Prevalence and Risk Factors

Refractory RA affects approximately 6-21% of patients with RA, depending on the definition used and study population 2, 3. Several factors increase the risk of developing refractory disease:

• Female gender
• Younger age at diagnosis
• Shorter disease duration at time of treatment initiation
• Higher baseline disease activity
• Worse functional status (higher HAQ scores)
• Current smoking
• Obesity
• Greater social deprivation
• Treatment delay 2, 3

Clinical Implications and Management Challenges

The concept of refractory RA has evolved over time as treatment options have expanded. Registry studies show that patients are cycling through b/tsDMARDs more rapidly in recent years, leading to earlier classification as refractory 3.
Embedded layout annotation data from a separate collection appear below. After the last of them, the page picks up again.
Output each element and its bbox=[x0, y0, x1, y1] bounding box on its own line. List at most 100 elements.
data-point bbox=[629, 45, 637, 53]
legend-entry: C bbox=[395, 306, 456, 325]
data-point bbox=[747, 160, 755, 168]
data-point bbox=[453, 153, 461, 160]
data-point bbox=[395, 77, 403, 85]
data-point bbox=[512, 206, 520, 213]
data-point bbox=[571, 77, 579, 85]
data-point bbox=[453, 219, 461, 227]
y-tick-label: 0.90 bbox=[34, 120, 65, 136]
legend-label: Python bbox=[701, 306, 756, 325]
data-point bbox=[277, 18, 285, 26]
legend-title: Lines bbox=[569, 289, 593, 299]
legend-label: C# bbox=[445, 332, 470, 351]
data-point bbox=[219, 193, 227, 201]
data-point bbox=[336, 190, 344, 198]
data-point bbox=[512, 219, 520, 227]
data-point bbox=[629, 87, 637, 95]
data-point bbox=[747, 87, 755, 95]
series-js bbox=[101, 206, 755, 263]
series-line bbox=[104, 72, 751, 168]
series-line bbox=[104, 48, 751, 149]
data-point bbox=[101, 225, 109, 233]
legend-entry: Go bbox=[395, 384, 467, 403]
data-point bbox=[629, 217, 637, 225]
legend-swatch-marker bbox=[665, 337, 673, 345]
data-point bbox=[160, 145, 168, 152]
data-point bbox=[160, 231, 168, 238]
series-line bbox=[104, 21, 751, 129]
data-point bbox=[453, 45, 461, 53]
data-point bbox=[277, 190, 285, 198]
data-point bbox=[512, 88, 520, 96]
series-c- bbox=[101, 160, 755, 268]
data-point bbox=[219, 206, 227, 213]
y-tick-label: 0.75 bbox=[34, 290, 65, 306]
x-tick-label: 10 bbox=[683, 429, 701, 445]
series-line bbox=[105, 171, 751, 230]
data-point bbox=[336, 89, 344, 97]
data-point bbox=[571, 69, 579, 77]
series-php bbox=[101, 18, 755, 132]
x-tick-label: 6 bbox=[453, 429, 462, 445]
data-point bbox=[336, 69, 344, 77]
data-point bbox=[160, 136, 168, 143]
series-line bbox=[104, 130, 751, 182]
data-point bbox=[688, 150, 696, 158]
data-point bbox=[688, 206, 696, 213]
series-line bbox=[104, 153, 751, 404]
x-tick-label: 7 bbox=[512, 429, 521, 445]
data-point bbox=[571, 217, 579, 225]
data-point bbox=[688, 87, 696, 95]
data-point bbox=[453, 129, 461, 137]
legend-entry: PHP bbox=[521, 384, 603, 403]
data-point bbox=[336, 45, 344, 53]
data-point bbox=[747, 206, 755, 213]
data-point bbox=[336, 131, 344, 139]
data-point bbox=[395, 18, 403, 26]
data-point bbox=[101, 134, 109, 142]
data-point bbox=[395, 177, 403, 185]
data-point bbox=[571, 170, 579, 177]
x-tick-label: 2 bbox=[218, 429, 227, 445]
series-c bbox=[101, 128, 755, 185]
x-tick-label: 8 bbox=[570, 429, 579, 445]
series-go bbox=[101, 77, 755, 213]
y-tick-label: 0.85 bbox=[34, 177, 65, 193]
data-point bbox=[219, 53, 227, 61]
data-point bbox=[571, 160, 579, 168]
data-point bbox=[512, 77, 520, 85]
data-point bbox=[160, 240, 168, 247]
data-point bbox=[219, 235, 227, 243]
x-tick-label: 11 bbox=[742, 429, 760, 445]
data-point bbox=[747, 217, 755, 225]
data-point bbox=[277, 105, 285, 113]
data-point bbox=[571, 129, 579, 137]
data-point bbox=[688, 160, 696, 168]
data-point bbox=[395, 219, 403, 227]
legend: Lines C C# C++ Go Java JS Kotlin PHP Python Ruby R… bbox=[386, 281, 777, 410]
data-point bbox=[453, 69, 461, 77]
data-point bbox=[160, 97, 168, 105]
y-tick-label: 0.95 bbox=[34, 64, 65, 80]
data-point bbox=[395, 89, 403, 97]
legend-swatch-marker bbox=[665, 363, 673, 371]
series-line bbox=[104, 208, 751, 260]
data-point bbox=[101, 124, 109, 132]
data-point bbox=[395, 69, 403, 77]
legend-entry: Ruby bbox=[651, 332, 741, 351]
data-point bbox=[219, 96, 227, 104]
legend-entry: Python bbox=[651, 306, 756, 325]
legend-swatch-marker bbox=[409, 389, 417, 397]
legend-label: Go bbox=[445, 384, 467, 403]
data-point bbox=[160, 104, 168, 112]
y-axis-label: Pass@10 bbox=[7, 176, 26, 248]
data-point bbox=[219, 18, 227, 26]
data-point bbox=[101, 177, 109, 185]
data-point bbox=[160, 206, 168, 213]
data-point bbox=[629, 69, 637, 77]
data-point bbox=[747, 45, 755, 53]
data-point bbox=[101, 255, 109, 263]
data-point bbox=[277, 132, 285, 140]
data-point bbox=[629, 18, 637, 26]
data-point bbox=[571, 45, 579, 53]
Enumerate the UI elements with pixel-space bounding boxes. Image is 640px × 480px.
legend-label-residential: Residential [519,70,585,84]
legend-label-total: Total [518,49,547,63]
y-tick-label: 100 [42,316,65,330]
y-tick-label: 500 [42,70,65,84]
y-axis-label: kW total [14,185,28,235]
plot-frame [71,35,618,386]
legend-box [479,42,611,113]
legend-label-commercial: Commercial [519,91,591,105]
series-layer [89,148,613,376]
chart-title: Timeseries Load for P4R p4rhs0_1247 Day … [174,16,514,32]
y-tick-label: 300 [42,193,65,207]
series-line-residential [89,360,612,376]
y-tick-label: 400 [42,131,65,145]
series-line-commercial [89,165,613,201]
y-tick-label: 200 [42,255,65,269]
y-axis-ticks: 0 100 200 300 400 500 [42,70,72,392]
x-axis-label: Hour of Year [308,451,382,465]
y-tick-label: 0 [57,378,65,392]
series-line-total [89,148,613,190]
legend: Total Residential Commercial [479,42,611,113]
Key challenges in managing refractory RA include:

• Distinguishing true inflammatory disease activity from non-inflammatory comorbid conditions
• Addressing factors beyond disease activity scores, such as fatigue
• Limited evidence for optimal sequencing of therapies after multiple failures
• Lack of validated biomarkers to predict response to specific therapies

Research Needs

The 2020 EULAR recommendations for RA management specifically highlight refractory RA as an area requiring further research, asking: "How can refractory RA be best defined, and what is the optimal treatment approach?" 1

Current evidence gaps include:

• Optimal treatment strategies after failure of multiple b/tsDMARDs
• Safety and efficacy of combining JAK inhibitors with biologics
• Efficacy of switching between drugs within the same class (e.g., between IL-6 inhibitors or between JAK inhibitors)
• Identification of biomarkers to guide therapy selection

Practical Approach to Suspected Refractory RA

When evaluating a patient with suspected refractory RA:

1. Confirm the diagnosis - Ensure the patient truly has RA and not an alternative diagnosis
2. Evaluate for non-inflammatory causes of persistent symptoms (e.g., fibromyalgia, osteoarthritis)
3. Assess treatment adherence - Non-adherence can mimic refractory disease
4. Review prior therapies - Ensure adequate dosing and duration of previous treatments
5. Consider comorbidities that may impact treatment response
6. Evaluate for secondary loss of efficacy due to immunogenicity (anti-drug antibodies)

By applying this structured approach to defining and managing refractory RA, clinicians can better identify patients who truly have treatment-resistant disease and develop appropriate therapeutic strategies to improve outcomes.